On peut se moquer de Grenoble toute l’année. Par contre, quand un Lyonnais commence à critiquer, bizarrement tout le monde redevient ambassadeur de la ville en moins de trente secondes.

Grenoble n’est pas parfaite, et les étudiants le savent très bien

Le fameux 85,71 % ne veut évidemment pas dire que tout est magnifique.

D’après L’Étudiant, le loyer moyen d’un studio dans l’unité urbaine atteint 499 euros. Pour quelqu’un qui arrive avec une bourse, un petit boulot et beaucoup d’optimisme, ça reste 499 euros à sortir chaque mois.

La ville termine également seulement 14e du classement général. Son score sur l’attractivité est de 6/10, tandis que l’emploi obtient lui aussi 6/10, selon L’Étudiant.

Donc non, Grenoble n’a pas secrètement débloqué le niveau « ville parfaite ».

Mais le taux de recommandation raconte autre chose : ceux qui étudient ici semblent largement trouver suffisamment de raisons d’apprécier leur quotidien pour conseiller la destination aux suivants.

Le classement met notamment en avant 719 kilomètres d’aménagements cyclables dans l’unité urbaine en février 2026. Et même si personne ne choisit probablement son université en criant « incroyable, 719 kilomètres de pistes cyclables », ce sont précisément ces éléments du quotidien qui finissent par compter.

C’est peut-être là que Grenoble gagne des points : elle n’impressionne pas toujours au premier regard, mais beaucoup arrivent pour leurs études et finissent par développer une relation beaucoup trop personnelle avec trois montagnes et un bout de vallée.

Dès le 31 août, la ville repasse en mode étudiant

La reprise va se faire progressivement. Selon l’UGA, le premier semestre commence le 31 août ou le 7 septembre, en fonction des écoles, facultés et instituts.

Le premier gros rendez-vous est déjà fixé : Start UGA aura lieu le 10 septembre sur le domaine universitaire de Saint-Martin-d’Hères. Une centaine d’exposants sont annoncés, entre associations, services et partenaires, avec également des scènes musicales et plusieurs animations.

Ce sera aussi l’occasion pour les nouveaux de découvrir tout ce qui existe autour des cours.
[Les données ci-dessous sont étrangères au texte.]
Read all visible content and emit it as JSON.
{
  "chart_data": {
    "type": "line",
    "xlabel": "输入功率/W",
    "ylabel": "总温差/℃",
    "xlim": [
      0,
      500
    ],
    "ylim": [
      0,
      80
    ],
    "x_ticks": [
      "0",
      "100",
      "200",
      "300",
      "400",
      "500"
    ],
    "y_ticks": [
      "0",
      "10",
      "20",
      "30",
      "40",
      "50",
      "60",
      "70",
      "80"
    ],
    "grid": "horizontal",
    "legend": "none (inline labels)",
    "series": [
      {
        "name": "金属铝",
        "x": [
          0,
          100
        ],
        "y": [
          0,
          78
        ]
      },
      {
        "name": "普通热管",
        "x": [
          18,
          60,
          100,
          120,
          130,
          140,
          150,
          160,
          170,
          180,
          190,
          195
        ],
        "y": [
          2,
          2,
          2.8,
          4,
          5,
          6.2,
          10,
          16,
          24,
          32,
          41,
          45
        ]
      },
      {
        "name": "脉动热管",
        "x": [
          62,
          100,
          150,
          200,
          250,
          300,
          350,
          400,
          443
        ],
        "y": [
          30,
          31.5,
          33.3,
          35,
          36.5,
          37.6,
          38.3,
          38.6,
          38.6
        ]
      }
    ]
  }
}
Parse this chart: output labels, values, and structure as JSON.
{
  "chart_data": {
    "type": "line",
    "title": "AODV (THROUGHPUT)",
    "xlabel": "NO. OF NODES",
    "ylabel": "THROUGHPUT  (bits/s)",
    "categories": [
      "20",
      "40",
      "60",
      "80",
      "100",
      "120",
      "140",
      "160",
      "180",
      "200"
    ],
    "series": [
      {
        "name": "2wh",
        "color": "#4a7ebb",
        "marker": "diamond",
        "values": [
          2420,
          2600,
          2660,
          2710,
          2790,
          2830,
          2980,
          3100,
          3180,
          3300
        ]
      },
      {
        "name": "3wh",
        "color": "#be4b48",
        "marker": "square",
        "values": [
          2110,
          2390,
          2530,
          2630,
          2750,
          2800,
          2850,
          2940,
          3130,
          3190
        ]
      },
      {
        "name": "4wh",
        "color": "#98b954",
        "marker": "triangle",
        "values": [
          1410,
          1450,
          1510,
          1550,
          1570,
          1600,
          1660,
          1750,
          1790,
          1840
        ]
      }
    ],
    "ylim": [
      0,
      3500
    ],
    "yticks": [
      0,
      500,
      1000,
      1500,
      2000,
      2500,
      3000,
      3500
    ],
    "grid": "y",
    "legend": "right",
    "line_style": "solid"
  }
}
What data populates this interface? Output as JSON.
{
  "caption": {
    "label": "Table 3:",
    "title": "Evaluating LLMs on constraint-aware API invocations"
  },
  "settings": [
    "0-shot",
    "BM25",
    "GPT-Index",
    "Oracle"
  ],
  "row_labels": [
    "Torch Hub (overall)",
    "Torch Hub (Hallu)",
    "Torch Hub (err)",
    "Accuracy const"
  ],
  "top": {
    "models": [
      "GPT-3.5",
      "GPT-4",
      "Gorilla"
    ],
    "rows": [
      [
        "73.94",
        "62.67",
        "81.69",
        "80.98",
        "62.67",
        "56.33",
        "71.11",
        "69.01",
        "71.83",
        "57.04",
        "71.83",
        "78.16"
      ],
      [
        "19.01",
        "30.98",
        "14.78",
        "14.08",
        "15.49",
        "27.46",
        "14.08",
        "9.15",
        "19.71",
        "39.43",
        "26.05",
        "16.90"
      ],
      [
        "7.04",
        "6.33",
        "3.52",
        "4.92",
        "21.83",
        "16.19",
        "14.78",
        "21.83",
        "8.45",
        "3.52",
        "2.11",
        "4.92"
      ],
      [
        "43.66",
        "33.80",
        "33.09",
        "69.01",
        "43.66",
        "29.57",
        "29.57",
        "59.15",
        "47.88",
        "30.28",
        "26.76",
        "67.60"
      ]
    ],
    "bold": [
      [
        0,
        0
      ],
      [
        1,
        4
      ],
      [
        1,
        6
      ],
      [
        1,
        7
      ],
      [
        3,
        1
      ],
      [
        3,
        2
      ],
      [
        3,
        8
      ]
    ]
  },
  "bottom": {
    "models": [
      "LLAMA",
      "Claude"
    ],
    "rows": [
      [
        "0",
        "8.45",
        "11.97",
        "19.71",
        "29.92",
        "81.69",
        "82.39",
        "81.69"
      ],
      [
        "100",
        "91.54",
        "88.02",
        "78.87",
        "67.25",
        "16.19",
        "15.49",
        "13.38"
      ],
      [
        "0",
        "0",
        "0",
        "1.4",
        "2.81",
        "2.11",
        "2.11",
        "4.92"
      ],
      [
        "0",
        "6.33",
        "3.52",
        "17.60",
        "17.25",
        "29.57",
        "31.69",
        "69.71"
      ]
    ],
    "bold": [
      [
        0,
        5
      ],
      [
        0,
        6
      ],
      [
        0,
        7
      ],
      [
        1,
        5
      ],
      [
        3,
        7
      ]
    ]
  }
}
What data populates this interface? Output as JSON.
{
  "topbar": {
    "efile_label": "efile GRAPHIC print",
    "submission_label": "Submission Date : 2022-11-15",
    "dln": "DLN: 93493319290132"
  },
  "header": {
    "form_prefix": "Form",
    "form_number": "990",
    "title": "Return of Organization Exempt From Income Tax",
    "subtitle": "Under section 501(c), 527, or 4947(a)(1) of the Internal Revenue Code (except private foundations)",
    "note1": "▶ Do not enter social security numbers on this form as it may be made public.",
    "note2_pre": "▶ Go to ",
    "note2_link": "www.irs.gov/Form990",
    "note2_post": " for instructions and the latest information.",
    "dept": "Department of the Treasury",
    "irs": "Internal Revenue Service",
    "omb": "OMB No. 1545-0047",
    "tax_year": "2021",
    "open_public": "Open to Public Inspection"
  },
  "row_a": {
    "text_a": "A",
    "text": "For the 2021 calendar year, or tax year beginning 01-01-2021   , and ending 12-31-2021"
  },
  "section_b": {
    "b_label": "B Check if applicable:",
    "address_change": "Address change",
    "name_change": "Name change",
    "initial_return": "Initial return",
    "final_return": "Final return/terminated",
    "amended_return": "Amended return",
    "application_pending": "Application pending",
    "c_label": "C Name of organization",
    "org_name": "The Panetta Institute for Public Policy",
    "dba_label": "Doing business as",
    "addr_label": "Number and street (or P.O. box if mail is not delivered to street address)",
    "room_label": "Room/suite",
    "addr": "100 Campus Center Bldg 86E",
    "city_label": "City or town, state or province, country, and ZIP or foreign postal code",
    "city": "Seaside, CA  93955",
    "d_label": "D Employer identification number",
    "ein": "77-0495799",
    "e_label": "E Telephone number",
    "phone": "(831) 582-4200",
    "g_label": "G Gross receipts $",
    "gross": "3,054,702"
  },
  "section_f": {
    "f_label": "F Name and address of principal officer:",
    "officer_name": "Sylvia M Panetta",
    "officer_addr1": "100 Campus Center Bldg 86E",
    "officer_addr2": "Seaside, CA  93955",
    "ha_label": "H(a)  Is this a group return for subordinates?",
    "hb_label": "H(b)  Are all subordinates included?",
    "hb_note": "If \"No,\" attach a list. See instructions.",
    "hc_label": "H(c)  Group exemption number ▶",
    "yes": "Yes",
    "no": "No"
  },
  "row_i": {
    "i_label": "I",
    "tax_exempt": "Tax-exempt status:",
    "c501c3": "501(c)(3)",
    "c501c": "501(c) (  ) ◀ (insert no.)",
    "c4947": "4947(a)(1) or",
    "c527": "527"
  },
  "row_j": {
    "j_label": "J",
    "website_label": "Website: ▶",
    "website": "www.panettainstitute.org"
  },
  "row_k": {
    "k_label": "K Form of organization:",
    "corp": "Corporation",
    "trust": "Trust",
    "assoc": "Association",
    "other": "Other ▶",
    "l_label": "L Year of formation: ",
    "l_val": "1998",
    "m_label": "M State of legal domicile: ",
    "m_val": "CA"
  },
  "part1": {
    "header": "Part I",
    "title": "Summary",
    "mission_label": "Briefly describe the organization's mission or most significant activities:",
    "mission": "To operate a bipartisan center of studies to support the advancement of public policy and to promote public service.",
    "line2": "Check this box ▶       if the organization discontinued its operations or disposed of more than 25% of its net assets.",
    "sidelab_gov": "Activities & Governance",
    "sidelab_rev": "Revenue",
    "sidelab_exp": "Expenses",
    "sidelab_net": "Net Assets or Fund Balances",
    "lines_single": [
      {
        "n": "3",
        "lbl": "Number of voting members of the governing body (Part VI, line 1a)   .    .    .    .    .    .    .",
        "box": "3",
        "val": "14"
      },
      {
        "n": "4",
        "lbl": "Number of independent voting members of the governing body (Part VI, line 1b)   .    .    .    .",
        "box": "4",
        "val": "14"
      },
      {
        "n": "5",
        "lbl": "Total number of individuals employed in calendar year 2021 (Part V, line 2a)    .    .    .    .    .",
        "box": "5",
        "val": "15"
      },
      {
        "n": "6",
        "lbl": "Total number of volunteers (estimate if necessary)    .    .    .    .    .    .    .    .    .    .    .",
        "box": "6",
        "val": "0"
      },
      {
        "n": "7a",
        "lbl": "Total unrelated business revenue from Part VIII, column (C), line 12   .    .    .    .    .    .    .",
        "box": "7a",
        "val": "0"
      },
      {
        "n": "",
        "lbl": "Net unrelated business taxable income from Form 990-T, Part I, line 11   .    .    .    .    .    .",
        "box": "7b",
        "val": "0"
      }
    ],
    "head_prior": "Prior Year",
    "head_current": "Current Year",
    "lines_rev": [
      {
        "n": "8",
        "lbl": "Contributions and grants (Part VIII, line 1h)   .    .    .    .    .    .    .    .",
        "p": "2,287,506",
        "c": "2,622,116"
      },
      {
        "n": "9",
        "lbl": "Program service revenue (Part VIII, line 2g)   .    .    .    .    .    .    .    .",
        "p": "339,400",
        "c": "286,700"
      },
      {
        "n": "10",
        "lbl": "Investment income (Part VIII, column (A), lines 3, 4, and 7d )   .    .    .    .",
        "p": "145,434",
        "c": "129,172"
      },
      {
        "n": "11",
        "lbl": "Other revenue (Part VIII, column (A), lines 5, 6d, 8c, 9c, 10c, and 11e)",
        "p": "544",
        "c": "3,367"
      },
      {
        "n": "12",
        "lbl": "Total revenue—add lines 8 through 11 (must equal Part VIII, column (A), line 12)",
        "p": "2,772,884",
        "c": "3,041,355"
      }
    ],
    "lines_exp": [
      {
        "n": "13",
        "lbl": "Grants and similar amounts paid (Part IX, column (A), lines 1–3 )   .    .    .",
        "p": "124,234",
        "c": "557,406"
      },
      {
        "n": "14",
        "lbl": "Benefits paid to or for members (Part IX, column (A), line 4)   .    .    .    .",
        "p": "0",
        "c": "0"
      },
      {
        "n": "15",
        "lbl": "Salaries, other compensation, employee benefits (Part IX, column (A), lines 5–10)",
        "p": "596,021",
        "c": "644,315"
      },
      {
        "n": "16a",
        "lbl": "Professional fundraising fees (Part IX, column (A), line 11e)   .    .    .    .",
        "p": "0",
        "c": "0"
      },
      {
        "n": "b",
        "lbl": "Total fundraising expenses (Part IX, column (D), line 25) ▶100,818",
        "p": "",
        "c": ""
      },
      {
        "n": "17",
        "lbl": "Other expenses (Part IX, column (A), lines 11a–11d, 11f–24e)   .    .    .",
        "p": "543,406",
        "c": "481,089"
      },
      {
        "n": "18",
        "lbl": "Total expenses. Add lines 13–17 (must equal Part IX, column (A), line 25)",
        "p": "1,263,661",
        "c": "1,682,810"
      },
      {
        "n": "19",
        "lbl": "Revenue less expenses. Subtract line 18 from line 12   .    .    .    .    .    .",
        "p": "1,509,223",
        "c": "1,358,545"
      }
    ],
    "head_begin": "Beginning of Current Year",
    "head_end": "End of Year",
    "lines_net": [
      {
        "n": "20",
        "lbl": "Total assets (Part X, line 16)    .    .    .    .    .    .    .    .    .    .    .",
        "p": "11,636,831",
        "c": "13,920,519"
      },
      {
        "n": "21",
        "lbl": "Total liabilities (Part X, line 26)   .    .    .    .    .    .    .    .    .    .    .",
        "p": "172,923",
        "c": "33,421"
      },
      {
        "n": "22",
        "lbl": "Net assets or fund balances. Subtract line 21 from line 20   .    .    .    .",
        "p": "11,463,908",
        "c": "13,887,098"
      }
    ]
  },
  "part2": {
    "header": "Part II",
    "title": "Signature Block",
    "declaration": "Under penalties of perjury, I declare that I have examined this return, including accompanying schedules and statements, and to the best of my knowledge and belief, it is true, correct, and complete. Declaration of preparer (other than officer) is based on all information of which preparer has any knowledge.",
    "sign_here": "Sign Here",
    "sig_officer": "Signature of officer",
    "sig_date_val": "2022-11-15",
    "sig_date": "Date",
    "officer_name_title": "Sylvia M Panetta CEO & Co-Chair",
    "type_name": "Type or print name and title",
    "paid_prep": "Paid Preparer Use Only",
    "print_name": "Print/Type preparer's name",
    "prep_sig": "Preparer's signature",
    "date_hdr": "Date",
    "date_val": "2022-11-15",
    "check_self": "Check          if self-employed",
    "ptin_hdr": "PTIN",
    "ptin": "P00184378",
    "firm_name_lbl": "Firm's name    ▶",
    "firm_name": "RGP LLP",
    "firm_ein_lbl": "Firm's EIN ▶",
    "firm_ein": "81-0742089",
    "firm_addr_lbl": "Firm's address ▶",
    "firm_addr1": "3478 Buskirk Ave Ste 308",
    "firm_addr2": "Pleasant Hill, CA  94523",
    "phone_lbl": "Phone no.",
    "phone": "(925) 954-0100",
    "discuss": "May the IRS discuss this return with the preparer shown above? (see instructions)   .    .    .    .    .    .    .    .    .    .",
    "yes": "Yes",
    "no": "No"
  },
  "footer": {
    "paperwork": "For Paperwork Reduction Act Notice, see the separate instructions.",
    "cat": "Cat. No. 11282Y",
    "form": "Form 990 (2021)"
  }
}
Parce qu’une rentrée universitaire réussie, c’est évidemment valider son année. Mais avant ça, il faut déjà réussir à comprendre où sont les bâtiments.

Autre sujet beaucoup moins poétique : l’argent.

L’UGA annonce un Forum Job étudiant le 15 septembre sur le campus. Les offres présentées lors du jobdating sont sélectionnées avec un maximum de 15 heures de travail par semaine, précise l’université, afin de rester compatibles avec les études.

Deux semaines après la rentrée, on passe donc déjà de « nouvelle année, nouvelle vie » à « bon, maintenant comment je paie mon loyer ? ».

La vraie expérience étudiante française.

Le quartier continue lui aussi d’évoluer. Selon Neyrpic, Cultura ouvrira le 2 septembre dans le centre commercial de Saint-Martin-d’Hères, à quelques minutes du campus. Une arrivée qui tombe exactement au moment où des milliers d’étudiants vont revenir dans le secteur.

La rentrée 2026 commence donc avec un joli paradoxe. Grenoble reste une ville qu’on caricature beaucoup, parfois avec de bonnes raisons, parfois avec beaucoup d’imagination. Mais d’après L’Étudiant, plus de huit étudiants sur dix la recommandent, et elle décroche même la deuxième place française pour son cadre de vie.

À partir du 31 août, 57 000 étudiants vont progressivement retrouver leurs cours, leurs assos, leurs habitudes et leurs endroits préférés.

Et quelques milliers de nouveaux vont découvrir à leur tour le secret grenoblois : on peut passer l’année entière à râler sur cette ville et quand même ne laisser personne d’autre en dire du mal.